Monday, March 24, 2008

Julia Child Would Approve

My boyfriend Oscar is a foodie. I wouldn’t have it any other way. Only he would be willing to sit through my ramblings about a new recipe for pork and sage pies and, to my delight, actually get excited about it with me. Being in a long-distance relationship, we often talk about what we will do once we see each other again – namely, what restaurants we have to try or what foods we will make together. In one of these many conversations, Oscar brought up his (supposedly) famous French onion soup, which he contends is the best around. It’s a collaborative Julia Child and Jacques Pepin recipe with Oscar’s own added touch. Bringing up this soup sent Oscar on a tangent about its many wonders. “No, Marianne, you don’t understand, it’s seriously the best soup ever. Beef broth, sherry, and Gruyere cheese are the only ways to go,” he’d say. Well, of course he had to make it for me over spring break. But we took it one step further, and decided to make a French feast. I had made filet mignon with goat cheese for Christmas dinner last year. I thought this was the perfect opportunity to match our dishes up for an elegant meal back home.

The end result was a hit with both our palates. Caramelizing the onions with thyme and butter for the soup sent a wonderful aroma throughout the house. On three separate occasions, Oscar’s mom, dad, and sister walked in to ask what that wonderful smell was. Oscar took great pleasure in adding the sherry, beaming, “It makes the soup.” Simmering the onions in beef broth was easy enough, but we may have overdone the Gruyere cheese - the soup seemed to be half cheese, half broth. But for all his hype, the soup did not disappoint. The thyme and sherry sold me. To my surprise, it wasn’t, as most soups are, overly salty. I asked for seconds and thirds, which Oscar was all too willing to oblige me.

I seared the filet mignon from Whole Foods without incident. Oscar is a meat-lover, and since I rarely eat meat, he coaches me on all things cow. He’s a big proponent of seasoning steaks with salt, pepper and nothing else. So, I did just that, and added a balsamic glaze. The glaze was unexpectedly sweet and rich, a bit like molasses. I recommend making it right before the meal because if you let it sit, it solidifies into a sticky mess. The goat cheese broiled on the steaks provided a nice tang to contrast the glaze's sweetness. After a long time of slaving away in the kitchen, we finally sat down to what was truly a French feast.

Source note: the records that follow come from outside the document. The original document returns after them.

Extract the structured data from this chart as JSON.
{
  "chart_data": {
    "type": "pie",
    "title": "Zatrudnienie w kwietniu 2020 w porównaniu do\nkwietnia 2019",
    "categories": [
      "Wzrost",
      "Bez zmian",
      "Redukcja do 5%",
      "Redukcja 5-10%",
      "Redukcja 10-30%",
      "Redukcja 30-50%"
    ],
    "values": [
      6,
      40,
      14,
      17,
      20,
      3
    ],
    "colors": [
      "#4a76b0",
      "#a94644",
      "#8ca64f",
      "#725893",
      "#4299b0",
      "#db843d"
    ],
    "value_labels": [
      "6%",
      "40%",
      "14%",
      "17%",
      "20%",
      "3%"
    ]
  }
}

Chef Oscar's Onion Soup Gratinée
Adapted from Julia and Jacques Cooking at Home


2 tbsp Oil
1 tbsp butter
11⁄2 pounds onions, peeled and thinly sliced
1 tsp minced thyme, or 1⁄2 tsp dried time
1⁄2 tsp salt or to taste
5 cups hot beef stock
1⁄4 tsp black pepper or to taste
1⁄4 cup sherry
1⁄4 inch thick baguette slices
3⁄4 cup grated Gruyere cheese


Set the saucepan over medium-low heat and add the oil and butter. When the butter has melted, add the onions, thyme, and 1⁄2 teaspoon of salt and mix together thoroughly. Cover the pan and cook for about 10 minutes, stirring occasionally. When the onions are tender, uncover and raise the heat slightly. Cook for another 20-25 minutes, stirring frequently.

Stir in the hot stock and bring the soup to a boil. Add salt, black pepper, and sherry. Cover and simmer for about 10 minutes.

To make croutons, toast a dozen or so baguette slices on a baking sheet in a 400°F oven. When the soup is ready, arrange individual crocks on a baking sheet. Put the croutons into the bottom of each crock. Ladle in a cup of soup. Heap a large mound of grated cheese all over the surface of the soup, using the rest of the cheese.

Place the baking sheet in the oven and bake for 30-40 minutes.


Giada’s Filet Mignon with Balsamic Syrup


1 1/2 cups balsamic vinegar
3 tablespoons sugar
2 tablespoons butter
6 (5 to 6-ounce) filet mignon steaks (each about 1-inch thick)
Salt and freshly ground black pepper
2 ounces soft fresh goat cheese


Boil the balsamic vinegar and sugar in a heavy small saucepan over medium-high heat until reduced to 1/3 cup, stirring occasionally, about 18 minutes.

Meanwhile, preheat the broiler. Melt the butter in a heavy large skillet over medium-high heat. Sprinkle the steaks with salt and pepper. Cook the steaks to desired doneness, about 3 minutes per side for medium-rare. Transfer the steaks to a baking sheet. Crumble the cheese over the steaks and broil just until the cheese melts, about 1 minute. Sprinkle with pepper.

Transfer the steaks to plates. Drizzle the balsamic sauce around the steaks and serve.